Yes, we are clearly in a recession. 21.4 million jobs have been lost. Consumer spending is down 7.5% as of April 1. $669 billion in PPP and $600 billion in Main Street loans are being extended by the government. What does this mean for middle market M&A? The first weeks of the coronavirus crisis paused deal-making. Financial buyers had to redirect their focus and energy to the health of their portfolio companies at the expense of new deal activity. Strategic buyers were conserving cash and shoring up operations. Deals in progress were re-evaluated, and some were put on hold.
But now, like the spring flowers of Mother’s Day, deal activity is beginning to perk-up.
Should we look back to the Great Financial Crisis as the roadmap for the next year? Not necessarily. Granted, there are similarities between the two financial crises: high unemployment, low consumer spending, and low consumer confidence. However, the differences are profound. In this crisis, the entry into the recession was fast and brutal, and there is less uncertainty on how the recovery will unfold. The world has endured financial crises in the past; this self-imposed, albeit justified, grinding halt of the global economy is unprecedented.
The most significant difference between the Great Financial Crisis and Covid-19 Crisis is today’s greater access to capital. Before this downturn, U.S. private equity firms had $740 billion of dry powder to invest compared to $392 billion in 2008. Some of that money will be used to shore up the balance sheets of existing portfolio companies. But, the remaining cash needs to get deployed, as private equity players only get paid when the money is out the door and invested successfully.
Amidst the financial crisis of 2008, it was more difficult to get deals done because the credit crunch made the banks unwilling to provide loans for leveraged buyouts. Today’s debt market is different. The government is desperately providing support for healthy banks to lend. Private debt funds, which largely focus on M&A transactions and have become much more integrated into the fabric of financial sponsor transactions over the past decade, structurally have more flexibility than banks. Their reach has more than doubled to $176 billion since the Great Recession.
We went into 2020 with 98% of participants in a Deloitte survey expecting deal multiples to increase or stay the same. The 2% seems prescient now. The impact of COVID to deal valuations will not be consistent across all industries. For example, hospitality and oil and gas deals will be negatively impacted, while the underlying use of and customer trends for technology and peace of mind financial products companies should support close to historical valuation levels.

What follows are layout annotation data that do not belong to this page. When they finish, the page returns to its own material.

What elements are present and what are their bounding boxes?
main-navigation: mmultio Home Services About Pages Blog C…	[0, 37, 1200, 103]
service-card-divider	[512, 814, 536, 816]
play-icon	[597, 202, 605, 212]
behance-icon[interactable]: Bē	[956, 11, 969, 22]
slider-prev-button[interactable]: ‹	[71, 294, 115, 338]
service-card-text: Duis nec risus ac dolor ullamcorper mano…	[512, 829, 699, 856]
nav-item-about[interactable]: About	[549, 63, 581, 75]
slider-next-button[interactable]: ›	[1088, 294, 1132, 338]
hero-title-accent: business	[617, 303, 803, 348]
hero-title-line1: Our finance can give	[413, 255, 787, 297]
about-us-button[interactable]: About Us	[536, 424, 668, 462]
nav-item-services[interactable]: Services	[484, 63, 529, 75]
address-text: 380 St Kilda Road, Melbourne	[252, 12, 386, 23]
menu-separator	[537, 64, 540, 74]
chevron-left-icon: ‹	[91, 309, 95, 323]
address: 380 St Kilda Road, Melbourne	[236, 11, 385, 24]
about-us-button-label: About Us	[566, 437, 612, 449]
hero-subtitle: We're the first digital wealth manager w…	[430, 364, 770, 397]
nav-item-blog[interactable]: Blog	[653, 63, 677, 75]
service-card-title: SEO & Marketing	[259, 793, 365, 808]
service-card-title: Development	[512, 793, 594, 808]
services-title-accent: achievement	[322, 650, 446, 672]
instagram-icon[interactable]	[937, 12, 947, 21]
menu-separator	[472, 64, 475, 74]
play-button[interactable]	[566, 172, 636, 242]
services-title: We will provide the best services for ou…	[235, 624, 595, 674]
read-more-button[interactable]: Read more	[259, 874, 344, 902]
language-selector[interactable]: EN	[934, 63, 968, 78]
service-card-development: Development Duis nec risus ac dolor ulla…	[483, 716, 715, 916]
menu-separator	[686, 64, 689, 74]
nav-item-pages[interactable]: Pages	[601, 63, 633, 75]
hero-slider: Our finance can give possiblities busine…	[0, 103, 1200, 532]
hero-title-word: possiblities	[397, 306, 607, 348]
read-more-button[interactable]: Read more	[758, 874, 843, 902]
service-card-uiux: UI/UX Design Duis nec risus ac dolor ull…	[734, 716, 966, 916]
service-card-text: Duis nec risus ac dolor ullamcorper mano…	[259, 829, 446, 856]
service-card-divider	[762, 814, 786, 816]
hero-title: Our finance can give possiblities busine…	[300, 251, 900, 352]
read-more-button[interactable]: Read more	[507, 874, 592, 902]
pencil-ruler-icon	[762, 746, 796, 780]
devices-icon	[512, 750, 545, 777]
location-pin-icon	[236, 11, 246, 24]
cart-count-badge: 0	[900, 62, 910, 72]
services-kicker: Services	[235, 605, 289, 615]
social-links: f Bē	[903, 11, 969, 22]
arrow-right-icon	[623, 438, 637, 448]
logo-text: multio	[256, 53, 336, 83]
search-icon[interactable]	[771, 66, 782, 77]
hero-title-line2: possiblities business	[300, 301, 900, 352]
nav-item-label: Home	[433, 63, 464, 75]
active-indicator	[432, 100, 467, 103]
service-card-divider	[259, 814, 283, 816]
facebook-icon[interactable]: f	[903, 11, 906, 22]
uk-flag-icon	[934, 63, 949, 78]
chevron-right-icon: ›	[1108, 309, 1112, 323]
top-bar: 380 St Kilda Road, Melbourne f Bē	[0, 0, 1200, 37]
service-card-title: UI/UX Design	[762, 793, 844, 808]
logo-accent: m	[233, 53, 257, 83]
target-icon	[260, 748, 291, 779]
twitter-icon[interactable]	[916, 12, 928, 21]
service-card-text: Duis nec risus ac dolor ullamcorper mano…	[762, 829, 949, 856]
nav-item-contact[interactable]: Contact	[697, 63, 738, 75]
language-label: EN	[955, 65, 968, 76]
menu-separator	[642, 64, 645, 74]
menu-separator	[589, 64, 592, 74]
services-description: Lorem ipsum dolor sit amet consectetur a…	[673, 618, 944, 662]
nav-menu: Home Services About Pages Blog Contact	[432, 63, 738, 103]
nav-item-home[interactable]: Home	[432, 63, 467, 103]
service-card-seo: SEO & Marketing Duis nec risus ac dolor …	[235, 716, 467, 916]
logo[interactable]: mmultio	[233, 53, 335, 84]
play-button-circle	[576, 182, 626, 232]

Valuation methodologies will need to be reconsidered and segmented as B.C. (“Before Coronavirus”), D.C. (“During Coronavirus”) and A.C. (“After Coronavirus”)
- B.C. valuations will influence seller expectations
- D.C. financial and operational performance is relevant, as experts are predicting the continuation of the pandemic into 2021. Those firms that can adapt and thrive in this environment will emerge even more valuable. Also, private equity firms will show their true stripes – who supported their portfolio companies during this episode and who did not?
- In the long term, A.C., buyers will continuously look back at how companies performed during and coming out of this economic shock
Deal structures are changing, too. We anticipate that more earn-outs will be used to share risk. Larger equity backstops will be required in leveraged deals.
Transaction diligence has also changed and will take longer as the result of new due diligence issues that have arisen, how due diligence is conducted, and the time it will take to obtain necessary regulatory and other third-party approvals for transactions.
In May 2020, as global economies slowly re-emerge from lockdown, we may have entered into a new normal, and financial buyers are again looking for deals. Sponsors are not going to ignore M&A in this recession, they are just going to be even more deliberate in the deals they do.